Nesse mesmo ano realizaram-se eleições, que Maduro “venceu”, tal como “venceu” as realizadas em Maio de 2018. Portanto, se querem formalidades, elas têm sido cumpridas. Sabemos como é, porque Portugal passou pelo mesmo entre 1926 e 1974.

Isto dito, a gritaria faria todo o sentido se tivesse começado em Março de 2013. Agora é tarde. Pedro Sánchez, líder do PSOE e presidente do Governo da Espanha, ouviu o que não queria. E os pruridos da UE chegam tarde.

Juan Guaidó, 35 anos, presidente da Assembleia Nacional venezuelana desde 5 de Janeiro, esperou 18 dias para declarar-se Presidente da Venezuela interino, desencadeando a tranquibérnia actual no passado dia 23.

Washington, Berlim, Paris, Londres, Tóquio, etc., já o reconheceram, mas a história está longe de acabar.

O que Maduro tem feito na Venezuela não é muito diferente do que Assad faz na Síria. Falta só a guerra civil.

Clique na imagem de Guaidó.

CRISTANDADE & EUROPRIDE

No Panamá, Marcelo conseguiu convencer o Papa a patrocinar em Portugal, em 2022, as Jornadas Mundiais da Juventude, encontro da cristandade global que dura sete dias. Para o ajudar no trabalho de lobista, meteu na comitiva o presidente da Câmara de Lisboa e o Patriarca de Lisboa. Assunto arrumado. O Vaticano confirmou.

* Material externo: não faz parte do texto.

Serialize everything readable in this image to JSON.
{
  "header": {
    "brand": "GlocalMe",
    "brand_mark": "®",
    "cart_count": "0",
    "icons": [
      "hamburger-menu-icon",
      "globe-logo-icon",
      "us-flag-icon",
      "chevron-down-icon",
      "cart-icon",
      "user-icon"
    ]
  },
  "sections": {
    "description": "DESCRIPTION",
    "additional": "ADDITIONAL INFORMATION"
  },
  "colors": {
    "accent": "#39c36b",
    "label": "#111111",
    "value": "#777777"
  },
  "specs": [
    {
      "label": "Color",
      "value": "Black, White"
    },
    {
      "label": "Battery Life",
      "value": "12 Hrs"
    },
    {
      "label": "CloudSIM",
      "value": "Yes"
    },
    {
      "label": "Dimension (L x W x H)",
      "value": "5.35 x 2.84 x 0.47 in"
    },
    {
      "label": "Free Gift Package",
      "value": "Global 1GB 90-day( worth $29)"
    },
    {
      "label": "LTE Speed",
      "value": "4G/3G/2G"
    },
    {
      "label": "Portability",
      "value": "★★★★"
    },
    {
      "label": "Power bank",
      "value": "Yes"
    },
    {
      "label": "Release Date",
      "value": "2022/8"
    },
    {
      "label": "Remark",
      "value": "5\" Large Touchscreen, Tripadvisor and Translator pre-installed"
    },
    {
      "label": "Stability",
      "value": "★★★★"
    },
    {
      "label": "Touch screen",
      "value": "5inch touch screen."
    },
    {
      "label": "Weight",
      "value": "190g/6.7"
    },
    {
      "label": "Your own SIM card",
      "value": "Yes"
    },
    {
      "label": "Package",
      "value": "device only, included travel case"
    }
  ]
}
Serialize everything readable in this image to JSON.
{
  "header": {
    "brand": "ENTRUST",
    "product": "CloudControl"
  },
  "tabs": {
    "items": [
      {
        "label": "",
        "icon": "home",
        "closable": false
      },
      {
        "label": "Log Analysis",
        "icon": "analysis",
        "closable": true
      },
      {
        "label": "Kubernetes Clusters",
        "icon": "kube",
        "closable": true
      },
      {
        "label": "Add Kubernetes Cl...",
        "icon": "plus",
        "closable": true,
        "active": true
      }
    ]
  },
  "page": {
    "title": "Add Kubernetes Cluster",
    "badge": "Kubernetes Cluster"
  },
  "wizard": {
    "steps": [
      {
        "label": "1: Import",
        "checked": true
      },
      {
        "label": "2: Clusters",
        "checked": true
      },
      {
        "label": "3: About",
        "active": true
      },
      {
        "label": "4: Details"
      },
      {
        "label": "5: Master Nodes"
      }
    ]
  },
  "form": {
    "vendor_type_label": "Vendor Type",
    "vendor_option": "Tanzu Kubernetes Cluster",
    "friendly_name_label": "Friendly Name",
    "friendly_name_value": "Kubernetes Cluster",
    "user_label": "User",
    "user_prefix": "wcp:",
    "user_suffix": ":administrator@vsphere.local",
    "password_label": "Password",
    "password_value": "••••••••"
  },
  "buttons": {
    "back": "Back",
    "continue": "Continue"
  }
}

Para o mesmo ano, 2022, Portugal candidatou-se a acolher o EuroPride, o maior evento LGBTI do mundo, que tem a duração de um ano, exigindo um orçamento nunca inferior a 1,5 milhões de euros (o Estado apoiaria com 25%). A candidatura portuguesa distingue-se das outras por ter carácter nacional: abertura no Porto, encerramento em Lisboa, raves na Abrançalha, etc. A Espanha e a Sérvia são os outros países concorrentes. Em Setembro saberemos.

Se ganharmos o EuroPride, haverá uma semana em que os dois eventos coincidem. É capaz de ser a semana mais interessante.